Filming began in June 2019 in Dunlop, Ayrshire, which stood in for the fictional village of Kirkdarroch. Other filming locations included Culzean Country Park; Gateside Place in Kilbarchan, Cumbernauld House Park in Cumbernauld, North Lanarkshire; Irvine Beach and the Low Green Park in Irvine, North Ayrshire. It was directed by Lynsey Miller of Kilwinning, Ayrshire.

==Episodes==

| No. | Directed by | Written by | Original release date | U.K viewers (millions) |
| 1 | Lynsey Miller | Daisy Coulam | 10 January 2020 | 5.83 |
In the peaceful Scottish village of Kirkdarroch, fire breaks out one night at the home of Tom and Kate Kendrick. Their friends and neighbours, Jess Milner and police sergeant Steve, raise the alarm. Steve drags out Kate, who is already dead, but the three Kendrick children are padlocked in a room. Only Tom, the village GP, is pulled out unconscious but survives. It's discovered that all five were drugged before the fire and one of the girls had pine needles on her. CCTV shows Kate buying the padlock. It quickly emerges that the family was not as happy as it seemed. Kate was on antidepressants and had recently flipped her car while driving Jess and the children, and Jess and Tom were having an affair.
| 2 | Lynsey Miller | Daisy Coulam | 17 January 2020 | 5.26 |
The residents of Kirkdarroch come out in force for the funerals of the girls and Kate Kendrick. Tom gives the eulogy, but there is no mention of Kate. Kate has been cut out of all the photos with her daughters. Jess meets an old friend of Kate's - and is deeply shocked by what she discovers. As the village grieves, Jess wrestles with her part in the tragedy. The investigation takes a new turn when a witness comes forward, and the police home in on their prime suspect. Intimate secrets come to light.
| 3 | Lynsey Miller | Daisy Coulam | 24 January 2020 | 5.22 |
Steve is suspended for interfering with a witness. Armed with new evidence, the case looks cut and dried, but a new revelation raises doubt as the emotional ripple effects of the fire take their toll on those closest to the tragedy. Steve goes to his work-appointed counselling and a past conversation with Kate is revealed.
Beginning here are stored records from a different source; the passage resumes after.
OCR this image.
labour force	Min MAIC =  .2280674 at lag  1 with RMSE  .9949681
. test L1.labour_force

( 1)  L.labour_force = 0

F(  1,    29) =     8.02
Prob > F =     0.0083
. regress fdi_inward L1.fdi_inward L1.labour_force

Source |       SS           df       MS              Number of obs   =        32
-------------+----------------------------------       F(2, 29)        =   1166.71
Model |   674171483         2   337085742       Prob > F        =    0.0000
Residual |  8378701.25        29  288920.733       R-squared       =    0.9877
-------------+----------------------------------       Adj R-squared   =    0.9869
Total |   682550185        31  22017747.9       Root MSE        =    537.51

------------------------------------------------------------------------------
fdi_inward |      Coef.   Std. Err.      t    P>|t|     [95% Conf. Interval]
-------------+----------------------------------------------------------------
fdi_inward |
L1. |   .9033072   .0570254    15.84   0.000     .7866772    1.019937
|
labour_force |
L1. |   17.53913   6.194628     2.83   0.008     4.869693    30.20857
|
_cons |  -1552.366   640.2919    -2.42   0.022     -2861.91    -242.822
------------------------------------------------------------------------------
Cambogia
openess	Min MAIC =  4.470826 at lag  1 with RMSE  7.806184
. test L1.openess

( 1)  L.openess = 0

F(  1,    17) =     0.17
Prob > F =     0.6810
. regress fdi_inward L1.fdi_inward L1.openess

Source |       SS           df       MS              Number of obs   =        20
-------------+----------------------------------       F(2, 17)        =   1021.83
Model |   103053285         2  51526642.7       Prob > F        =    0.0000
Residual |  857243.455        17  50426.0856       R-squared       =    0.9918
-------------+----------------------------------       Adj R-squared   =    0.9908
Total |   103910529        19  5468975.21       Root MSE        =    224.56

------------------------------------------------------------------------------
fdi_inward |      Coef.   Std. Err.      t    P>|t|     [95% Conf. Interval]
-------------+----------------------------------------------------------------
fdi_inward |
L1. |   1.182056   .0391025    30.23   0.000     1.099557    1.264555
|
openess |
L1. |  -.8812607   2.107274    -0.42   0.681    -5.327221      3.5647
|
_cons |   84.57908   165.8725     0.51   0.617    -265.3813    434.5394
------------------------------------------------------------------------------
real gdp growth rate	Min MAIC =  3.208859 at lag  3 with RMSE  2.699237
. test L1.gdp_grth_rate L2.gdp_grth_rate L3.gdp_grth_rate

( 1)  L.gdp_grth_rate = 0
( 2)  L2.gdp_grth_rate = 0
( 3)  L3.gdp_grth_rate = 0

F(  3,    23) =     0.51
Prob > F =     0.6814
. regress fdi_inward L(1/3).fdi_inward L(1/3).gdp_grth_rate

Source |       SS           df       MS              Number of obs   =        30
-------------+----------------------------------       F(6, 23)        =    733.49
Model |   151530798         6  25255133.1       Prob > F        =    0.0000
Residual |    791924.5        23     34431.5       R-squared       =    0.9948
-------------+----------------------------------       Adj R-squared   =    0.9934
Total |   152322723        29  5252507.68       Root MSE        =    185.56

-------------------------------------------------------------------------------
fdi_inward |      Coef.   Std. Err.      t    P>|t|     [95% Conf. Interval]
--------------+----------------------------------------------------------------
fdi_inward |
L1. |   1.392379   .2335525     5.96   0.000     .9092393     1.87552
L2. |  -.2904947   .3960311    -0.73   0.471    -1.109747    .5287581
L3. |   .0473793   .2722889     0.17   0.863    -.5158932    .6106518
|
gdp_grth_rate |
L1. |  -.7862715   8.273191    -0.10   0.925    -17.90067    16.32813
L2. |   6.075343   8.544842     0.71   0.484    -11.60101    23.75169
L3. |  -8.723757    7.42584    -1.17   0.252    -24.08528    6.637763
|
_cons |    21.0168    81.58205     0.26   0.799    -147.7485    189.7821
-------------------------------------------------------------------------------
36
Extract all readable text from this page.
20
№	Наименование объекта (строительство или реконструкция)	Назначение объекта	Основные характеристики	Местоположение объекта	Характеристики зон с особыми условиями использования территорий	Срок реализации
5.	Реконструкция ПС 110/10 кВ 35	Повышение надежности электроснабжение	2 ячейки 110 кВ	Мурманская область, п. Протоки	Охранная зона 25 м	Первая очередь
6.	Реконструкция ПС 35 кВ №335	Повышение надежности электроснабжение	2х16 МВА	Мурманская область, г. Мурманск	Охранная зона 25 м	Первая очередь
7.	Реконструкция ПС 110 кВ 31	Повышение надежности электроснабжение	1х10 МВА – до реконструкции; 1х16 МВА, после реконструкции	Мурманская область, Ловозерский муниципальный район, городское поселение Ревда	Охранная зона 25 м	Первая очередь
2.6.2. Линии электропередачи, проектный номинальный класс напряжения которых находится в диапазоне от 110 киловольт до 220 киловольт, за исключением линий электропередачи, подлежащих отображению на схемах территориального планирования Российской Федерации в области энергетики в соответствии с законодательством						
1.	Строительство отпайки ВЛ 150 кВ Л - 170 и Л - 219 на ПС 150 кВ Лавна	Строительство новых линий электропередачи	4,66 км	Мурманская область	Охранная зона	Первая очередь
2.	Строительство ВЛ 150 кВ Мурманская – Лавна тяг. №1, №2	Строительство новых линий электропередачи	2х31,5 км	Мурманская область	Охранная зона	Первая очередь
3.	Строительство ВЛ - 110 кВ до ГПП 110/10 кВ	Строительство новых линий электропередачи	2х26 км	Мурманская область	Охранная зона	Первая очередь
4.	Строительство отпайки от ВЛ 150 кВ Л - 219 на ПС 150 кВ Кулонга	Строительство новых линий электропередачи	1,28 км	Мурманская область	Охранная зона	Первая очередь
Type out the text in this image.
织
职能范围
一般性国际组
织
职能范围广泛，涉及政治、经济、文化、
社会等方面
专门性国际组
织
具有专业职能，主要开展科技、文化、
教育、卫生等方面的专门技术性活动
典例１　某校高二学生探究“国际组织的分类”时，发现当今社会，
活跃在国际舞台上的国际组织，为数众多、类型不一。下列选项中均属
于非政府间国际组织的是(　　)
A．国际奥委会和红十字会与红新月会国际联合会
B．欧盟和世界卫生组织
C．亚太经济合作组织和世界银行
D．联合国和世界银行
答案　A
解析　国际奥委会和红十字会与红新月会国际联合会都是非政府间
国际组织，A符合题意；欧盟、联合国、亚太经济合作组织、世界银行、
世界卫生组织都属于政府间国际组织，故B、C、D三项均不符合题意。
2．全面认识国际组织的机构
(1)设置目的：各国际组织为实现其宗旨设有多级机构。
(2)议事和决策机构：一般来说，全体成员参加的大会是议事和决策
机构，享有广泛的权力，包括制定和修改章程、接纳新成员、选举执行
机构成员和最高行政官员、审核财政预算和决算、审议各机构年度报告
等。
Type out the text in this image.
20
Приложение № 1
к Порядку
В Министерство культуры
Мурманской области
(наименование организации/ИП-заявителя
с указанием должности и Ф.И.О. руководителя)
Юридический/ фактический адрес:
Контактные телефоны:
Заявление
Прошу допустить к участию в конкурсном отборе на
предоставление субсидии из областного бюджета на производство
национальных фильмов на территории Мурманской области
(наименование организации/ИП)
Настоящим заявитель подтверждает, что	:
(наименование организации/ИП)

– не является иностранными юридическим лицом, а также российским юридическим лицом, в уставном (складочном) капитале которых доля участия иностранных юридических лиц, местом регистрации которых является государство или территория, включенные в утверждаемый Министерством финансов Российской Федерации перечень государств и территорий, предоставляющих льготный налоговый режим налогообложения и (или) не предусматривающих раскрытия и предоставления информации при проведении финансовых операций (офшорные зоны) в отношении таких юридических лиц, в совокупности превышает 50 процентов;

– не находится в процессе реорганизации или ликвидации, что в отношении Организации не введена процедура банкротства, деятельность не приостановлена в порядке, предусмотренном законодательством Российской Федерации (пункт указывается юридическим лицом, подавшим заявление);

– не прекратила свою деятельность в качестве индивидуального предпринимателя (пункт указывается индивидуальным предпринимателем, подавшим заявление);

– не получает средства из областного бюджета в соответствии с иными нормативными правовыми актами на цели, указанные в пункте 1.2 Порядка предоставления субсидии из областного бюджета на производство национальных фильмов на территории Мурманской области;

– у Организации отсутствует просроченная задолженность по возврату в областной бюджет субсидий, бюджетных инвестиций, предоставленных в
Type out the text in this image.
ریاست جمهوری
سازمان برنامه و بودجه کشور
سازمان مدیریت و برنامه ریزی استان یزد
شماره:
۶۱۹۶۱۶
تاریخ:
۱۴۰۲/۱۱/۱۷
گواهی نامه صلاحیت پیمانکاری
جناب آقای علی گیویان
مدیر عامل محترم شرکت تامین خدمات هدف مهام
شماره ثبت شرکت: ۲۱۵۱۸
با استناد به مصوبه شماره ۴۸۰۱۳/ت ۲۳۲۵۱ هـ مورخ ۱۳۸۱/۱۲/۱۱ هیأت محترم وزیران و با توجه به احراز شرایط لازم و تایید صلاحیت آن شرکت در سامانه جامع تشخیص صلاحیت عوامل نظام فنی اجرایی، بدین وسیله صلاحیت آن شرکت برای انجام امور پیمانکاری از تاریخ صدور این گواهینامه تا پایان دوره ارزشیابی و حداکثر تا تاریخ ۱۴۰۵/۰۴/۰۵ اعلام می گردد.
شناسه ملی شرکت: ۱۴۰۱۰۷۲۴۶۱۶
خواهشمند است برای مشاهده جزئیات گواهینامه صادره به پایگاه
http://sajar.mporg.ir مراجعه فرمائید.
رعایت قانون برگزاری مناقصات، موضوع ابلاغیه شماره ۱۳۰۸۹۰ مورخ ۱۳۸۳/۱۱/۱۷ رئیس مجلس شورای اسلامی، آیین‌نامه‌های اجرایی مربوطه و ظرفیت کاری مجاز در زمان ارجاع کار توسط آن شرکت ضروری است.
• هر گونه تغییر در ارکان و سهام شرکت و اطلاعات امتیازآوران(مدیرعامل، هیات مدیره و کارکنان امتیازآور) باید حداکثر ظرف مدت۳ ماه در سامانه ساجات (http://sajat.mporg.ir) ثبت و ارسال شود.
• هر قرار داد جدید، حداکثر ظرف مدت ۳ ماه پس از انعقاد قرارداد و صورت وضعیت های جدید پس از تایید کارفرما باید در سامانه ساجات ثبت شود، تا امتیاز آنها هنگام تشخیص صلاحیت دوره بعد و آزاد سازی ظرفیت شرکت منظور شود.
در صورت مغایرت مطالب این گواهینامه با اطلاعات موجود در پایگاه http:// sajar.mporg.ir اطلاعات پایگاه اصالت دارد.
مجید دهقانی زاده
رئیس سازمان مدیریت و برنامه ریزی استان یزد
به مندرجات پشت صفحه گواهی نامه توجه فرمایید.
As the truth begins to emerge, everyone questions their role in the tragedy.
| 4 | Lynsey Miller | Daisy Coulam | 31 January 2020 | 5.05 |
As the villagers try to rebuild their lives, they have to learn to be honest with themselves and each other. However, whether they ever get to the truth remains to be seen. Jess and Tom's mother go to the police to report his menacing and threatening behavior. Jess is determined to discover the truth about what happened on that night, while also mending her damaged relationship with her boyfriend Steve and helping his children face their sadness.

==Reception==
The first episode of Deadwater Fell received positive reviews from critics. David Craig of Radio Times gave it four out of five, calling it a "complex and fascinating mystery". He praised screenwriter Daisy Coulam for fleshing out the characters, particularly Kate Kendrick (Anna Madeley): "While Deadwater Fell might initially sound like another case of 'disposable woman' in the crime genre, writer Daisy Coulam deserves recognition for elevating the character of Kate above such a trope."

Lucy Mangan of The Guardian likewise rated it four out of five, comparing it positively to Broadchurch: "Whether it will catch the public imagination like Broadchurch did is anybody's guess. It feels far more solidly engineered, easily as convincing in its portrait of a small community suddenly shattered by an awful event, and it elicits more emotional investment from the off. I'm finding it an irresistible treat, but these things are essentially alchemical and unpredictable. Broadchurch with freckles – think of it like that if it'll help. Come on in; the Deadwaters lovely."